Even as members lauded themselves for passage of the long-overdue measure — the funding year has already included five resolutions to keep the government running and two separate shutdowns — antipathy about both the process and the spending included in it was obvious.

"It's not what's in the bill that I have a problem with, it's what I don't know is in the bill," said Rep. Jim McGovern, D-Mass. "This place is broken, this process stinks."

For some Republicans, the combination of heightened military spending and domestic funding demanded by Democrats was too much. Not only Democrats but some Republicans on Thursday noted that had the bill been put forth under Democratic control of Congress or the White House, Republicans would have reacted with disdain.

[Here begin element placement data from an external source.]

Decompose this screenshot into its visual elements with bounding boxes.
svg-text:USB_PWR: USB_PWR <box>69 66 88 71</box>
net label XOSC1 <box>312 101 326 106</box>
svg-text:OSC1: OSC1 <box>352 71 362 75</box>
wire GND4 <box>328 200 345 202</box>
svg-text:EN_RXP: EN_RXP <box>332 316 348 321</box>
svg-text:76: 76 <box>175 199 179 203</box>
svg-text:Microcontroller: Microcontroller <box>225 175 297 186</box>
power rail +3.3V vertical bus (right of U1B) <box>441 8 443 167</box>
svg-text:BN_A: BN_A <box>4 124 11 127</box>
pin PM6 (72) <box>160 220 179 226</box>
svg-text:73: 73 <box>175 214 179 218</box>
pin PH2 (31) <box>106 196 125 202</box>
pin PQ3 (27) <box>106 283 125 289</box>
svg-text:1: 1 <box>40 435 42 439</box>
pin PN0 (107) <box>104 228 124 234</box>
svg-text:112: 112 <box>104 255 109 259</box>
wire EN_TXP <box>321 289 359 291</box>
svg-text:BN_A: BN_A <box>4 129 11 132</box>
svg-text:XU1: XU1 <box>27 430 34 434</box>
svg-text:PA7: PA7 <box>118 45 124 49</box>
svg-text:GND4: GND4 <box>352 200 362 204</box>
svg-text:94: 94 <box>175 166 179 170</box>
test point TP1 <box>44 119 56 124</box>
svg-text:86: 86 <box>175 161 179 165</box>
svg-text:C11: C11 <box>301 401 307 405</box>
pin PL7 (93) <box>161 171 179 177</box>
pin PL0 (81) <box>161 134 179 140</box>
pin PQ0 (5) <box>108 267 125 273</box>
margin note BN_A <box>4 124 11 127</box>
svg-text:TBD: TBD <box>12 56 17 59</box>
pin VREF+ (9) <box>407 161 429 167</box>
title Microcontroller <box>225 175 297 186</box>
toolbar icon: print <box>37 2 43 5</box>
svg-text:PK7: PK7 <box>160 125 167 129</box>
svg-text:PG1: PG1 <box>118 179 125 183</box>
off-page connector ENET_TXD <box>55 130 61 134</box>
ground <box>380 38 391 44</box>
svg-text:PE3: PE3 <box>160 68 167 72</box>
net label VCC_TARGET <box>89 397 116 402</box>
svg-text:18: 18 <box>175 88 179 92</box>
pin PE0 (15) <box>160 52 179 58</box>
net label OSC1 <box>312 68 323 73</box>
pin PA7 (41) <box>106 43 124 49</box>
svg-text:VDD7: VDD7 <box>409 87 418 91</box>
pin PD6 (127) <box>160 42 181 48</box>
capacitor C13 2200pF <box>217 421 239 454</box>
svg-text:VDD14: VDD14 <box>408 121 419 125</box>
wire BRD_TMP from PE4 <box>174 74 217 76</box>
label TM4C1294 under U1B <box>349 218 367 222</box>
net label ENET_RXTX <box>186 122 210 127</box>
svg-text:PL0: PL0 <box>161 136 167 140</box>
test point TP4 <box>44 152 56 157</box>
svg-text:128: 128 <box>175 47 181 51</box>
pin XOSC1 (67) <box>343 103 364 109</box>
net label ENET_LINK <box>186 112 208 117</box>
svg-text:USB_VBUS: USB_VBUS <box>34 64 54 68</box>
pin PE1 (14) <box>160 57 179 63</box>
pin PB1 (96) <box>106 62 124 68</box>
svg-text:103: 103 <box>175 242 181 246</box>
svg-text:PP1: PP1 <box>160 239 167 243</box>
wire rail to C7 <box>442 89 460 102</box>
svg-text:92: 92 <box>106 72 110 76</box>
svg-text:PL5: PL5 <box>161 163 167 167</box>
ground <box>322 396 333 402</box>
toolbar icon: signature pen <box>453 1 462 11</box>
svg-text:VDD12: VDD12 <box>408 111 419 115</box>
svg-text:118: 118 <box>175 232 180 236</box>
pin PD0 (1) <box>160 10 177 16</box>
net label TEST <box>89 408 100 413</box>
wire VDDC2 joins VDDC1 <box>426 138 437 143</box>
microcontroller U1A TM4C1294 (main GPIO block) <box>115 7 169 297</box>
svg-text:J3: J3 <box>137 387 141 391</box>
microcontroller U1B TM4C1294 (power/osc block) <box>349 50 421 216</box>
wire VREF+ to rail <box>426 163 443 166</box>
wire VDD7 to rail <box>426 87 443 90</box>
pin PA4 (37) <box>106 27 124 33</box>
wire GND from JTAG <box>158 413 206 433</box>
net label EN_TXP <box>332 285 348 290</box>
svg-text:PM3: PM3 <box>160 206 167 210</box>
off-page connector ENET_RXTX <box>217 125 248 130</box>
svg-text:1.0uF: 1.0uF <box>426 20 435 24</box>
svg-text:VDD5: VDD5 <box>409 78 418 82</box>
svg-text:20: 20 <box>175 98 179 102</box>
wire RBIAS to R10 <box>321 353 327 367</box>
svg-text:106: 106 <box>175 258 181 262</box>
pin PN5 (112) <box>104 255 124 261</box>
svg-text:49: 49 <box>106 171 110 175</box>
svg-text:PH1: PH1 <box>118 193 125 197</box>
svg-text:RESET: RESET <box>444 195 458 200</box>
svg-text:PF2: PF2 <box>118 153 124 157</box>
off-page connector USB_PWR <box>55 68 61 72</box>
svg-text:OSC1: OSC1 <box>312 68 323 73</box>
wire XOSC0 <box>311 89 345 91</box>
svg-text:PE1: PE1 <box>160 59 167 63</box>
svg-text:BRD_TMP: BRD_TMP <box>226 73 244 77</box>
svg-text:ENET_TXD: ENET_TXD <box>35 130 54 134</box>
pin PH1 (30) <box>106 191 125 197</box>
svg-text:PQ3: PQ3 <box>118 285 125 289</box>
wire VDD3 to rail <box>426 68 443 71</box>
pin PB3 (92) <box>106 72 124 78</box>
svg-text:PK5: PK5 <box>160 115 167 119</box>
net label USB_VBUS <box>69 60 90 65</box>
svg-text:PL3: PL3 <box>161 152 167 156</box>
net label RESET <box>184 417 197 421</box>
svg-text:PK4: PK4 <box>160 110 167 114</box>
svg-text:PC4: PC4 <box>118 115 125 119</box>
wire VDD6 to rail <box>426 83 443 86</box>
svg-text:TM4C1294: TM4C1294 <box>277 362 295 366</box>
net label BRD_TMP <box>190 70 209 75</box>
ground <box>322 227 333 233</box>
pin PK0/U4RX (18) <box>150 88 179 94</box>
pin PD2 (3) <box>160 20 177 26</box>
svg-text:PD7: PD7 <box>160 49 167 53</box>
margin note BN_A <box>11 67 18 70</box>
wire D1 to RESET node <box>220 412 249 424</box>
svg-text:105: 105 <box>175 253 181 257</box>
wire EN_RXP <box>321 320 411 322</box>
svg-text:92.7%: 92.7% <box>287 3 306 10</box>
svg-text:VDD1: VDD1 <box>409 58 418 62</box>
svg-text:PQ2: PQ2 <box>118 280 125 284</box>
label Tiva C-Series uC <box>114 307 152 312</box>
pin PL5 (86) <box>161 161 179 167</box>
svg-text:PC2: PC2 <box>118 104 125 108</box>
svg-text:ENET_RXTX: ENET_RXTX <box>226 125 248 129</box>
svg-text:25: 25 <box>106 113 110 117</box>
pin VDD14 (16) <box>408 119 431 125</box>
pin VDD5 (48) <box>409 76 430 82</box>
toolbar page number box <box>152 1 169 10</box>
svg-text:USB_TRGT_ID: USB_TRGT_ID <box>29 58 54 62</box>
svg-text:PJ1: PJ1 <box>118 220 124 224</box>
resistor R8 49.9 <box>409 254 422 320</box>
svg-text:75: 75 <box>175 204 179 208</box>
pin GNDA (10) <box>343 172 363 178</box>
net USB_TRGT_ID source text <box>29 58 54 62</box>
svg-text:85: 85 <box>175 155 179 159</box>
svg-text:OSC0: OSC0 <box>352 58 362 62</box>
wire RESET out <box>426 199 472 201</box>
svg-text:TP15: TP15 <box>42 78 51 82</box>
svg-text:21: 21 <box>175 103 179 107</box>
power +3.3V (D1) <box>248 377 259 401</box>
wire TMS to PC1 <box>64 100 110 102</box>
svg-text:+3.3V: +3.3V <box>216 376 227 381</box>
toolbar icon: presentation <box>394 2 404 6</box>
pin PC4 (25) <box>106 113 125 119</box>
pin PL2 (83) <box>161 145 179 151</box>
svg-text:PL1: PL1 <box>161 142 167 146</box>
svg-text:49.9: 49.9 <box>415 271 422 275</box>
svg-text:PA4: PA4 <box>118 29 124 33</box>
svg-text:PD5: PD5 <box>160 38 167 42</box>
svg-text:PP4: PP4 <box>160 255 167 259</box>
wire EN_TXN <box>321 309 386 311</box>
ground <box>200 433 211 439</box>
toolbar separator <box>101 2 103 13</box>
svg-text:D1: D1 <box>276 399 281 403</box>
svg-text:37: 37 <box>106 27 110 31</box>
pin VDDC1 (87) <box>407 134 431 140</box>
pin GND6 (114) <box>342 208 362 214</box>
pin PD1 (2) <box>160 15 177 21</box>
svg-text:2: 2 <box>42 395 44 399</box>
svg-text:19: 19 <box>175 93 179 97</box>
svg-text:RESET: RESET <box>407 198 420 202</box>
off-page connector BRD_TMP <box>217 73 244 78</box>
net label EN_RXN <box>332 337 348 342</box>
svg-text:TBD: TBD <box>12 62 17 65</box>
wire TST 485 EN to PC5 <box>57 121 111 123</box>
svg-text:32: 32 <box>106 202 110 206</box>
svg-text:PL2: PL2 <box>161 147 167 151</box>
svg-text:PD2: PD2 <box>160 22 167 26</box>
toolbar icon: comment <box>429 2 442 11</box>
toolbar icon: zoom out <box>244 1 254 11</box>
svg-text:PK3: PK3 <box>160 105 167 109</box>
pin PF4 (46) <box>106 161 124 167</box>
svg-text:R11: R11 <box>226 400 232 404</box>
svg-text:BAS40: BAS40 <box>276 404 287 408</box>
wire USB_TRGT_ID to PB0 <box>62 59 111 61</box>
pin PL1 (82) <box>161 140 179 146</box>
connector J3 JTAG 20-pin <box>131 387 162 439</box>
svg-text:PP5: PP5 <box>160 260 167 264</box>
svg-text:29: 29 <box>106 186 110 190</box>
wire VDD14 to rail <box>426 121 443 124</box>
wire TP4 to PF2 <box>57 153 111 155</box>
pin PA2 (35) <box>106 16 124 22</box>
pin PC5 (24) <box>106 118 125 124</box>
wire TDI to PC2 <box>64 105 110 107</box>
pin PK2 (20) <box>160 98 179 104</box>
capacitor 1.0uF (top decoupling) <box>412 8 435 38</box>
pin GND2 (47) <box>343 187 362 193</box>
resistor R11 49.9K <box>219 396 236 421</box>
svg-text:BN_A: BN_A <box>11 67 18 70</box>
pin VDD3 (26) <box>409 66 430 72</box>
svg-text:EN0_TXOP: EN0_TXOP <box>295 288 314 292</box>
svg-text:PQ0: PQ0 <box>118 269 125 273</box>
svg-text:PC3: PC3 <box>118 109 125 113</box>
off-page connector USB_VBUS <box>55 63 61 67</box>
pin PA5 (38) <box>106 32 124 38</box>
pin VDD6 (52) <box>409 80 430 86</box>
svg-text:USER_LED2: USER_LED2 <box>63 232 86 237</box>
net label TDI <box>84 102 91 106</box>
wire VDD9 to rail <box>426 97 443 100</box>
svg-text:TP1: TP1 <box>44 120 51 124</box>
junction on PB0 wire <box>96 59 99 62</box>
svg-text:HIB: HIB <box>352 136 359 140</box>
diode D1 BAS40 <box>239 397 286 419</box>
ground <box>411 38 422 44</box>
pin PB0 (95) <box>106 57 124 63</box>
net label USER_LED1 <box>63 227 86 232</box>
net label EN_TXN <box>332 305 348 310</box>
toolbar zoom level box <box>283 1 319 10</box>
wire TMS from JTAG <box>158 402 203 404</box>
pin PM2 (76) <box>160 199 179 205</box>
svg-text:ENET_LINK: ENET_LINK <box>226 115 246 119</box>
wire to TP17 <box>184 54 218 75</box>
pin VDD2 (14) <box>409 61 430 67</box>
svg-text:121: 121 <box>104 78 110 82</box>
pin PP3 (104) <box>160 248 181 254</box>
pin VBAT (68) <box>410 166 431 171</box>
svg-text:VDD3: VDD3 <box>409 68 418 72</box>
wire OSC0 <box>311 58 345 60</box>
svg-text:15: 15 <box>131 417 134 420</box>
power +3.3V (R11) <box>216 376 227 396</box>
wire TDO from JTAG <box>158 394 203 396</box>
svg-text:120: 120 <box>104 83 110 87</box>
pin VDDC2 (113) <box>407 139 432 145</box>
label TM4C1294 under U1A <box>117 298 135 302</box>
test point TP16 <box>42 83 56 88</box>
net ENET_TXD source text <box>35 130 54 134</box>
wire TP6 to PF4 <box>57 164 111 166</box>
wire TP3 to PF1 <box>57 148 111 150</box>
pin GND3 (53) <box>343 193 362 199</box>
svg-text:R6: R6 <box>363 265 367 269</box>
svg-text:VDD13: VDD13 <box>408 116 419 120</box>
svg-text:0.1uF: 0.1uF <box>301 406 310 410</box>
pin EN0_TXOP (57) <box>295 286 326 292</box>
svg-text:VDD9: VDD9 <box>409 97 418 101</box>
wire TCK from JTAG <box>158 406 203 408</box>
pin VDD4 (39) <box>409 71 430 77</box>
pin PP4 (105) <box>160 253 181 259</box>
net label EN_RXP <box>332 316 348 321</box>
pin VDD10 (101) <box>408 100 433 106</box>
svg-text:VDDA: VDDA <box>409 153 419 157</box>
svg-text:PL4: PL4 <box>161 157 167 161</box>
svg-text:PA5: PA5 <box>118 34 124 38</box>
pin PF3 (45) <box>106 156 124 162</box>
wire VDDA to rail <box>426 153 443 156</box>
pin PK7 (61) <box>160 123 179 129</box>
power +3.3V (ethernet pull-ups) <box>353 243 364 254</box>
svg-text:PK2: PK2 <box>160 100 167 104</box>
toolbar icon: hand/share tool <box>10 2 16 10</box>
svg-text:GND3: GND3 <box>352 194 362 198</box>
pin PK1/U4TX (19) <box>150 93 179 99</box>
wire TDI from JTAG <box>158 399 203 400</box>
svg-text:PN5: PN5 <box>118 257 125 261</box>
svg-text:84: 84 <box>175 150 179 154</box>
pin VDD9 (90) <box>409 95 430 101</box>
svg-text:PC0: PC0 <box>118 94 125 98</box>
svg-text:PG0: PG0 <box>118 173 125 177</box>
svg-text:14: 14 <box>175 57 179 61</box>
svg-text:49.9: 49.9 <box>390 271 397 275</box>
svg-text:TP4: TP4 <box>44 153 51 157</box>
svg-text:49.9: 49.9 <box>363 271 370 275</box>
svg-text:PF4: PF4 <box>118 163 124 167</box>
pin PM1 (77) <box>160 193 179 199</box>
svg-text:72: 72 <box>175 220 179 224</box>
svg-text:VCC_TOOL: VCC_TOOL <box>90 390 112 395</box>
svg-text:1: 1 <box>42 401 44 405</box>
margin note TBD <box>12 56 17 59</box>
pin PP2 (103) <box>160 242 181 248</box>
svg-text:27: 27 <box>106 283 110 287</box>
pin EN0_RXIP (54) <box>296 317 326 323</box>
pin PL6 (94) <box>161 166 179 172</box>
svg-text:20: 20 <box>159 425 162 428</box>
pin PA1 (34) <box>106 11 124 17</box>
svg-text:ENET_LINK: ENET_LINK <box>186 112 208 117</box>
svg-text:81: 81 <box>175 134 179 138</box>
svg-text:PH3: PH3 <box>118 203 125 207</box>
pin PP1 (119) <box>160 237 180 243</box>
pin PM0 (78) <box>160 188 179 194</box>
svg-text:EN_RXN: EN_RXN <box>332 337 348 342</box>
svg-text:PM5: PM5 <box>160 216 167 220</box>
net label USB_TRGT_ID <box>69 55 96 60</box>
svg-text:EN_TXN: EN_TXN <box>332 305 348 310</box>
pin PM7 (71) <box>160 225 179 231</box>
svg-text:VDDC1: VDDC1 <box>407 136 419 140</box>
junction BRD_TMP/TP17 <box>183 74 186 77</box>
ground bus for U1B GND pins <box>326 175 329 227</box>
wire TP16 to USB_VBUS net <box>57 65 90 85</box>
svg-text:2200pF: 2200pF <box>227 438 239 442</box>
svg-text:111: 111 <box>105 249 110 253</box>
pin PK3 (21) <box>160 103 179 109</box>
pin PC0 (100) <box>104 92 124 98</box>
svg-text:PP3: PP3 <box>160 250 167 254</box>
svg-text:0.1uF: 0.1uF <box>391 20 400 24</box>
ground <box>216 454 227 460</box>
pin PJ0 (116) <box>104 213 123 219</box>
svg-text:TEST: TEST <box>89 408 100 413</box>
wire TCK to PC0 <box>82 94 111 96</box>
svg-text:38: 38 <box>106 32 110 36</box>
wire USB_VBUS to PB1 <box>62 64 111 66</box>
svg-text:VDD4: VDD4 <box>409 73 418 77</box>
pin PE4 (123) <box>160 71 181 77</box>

Sen. Bob Corker, a Republican from Tennessee who is retiring, said the spending bill could serve as evidence that the Republican Party had "lost its soul."

"It does have to be a wake-up call for people as to whether that's the case," he said. "I'm discouraged about where we are today. I'm discouraged that we continue to be engaged in generational theft."

Trump, whose proposed budget was largely ignored by the congressional negotiators, signaled through aides on Thursday that he would sign the measure once it is approved by the Senate.

"Is it perfect? No," said Mick Mulvaney, Trump's budget director. "Were we ever going to get that? No. That's not how the process works."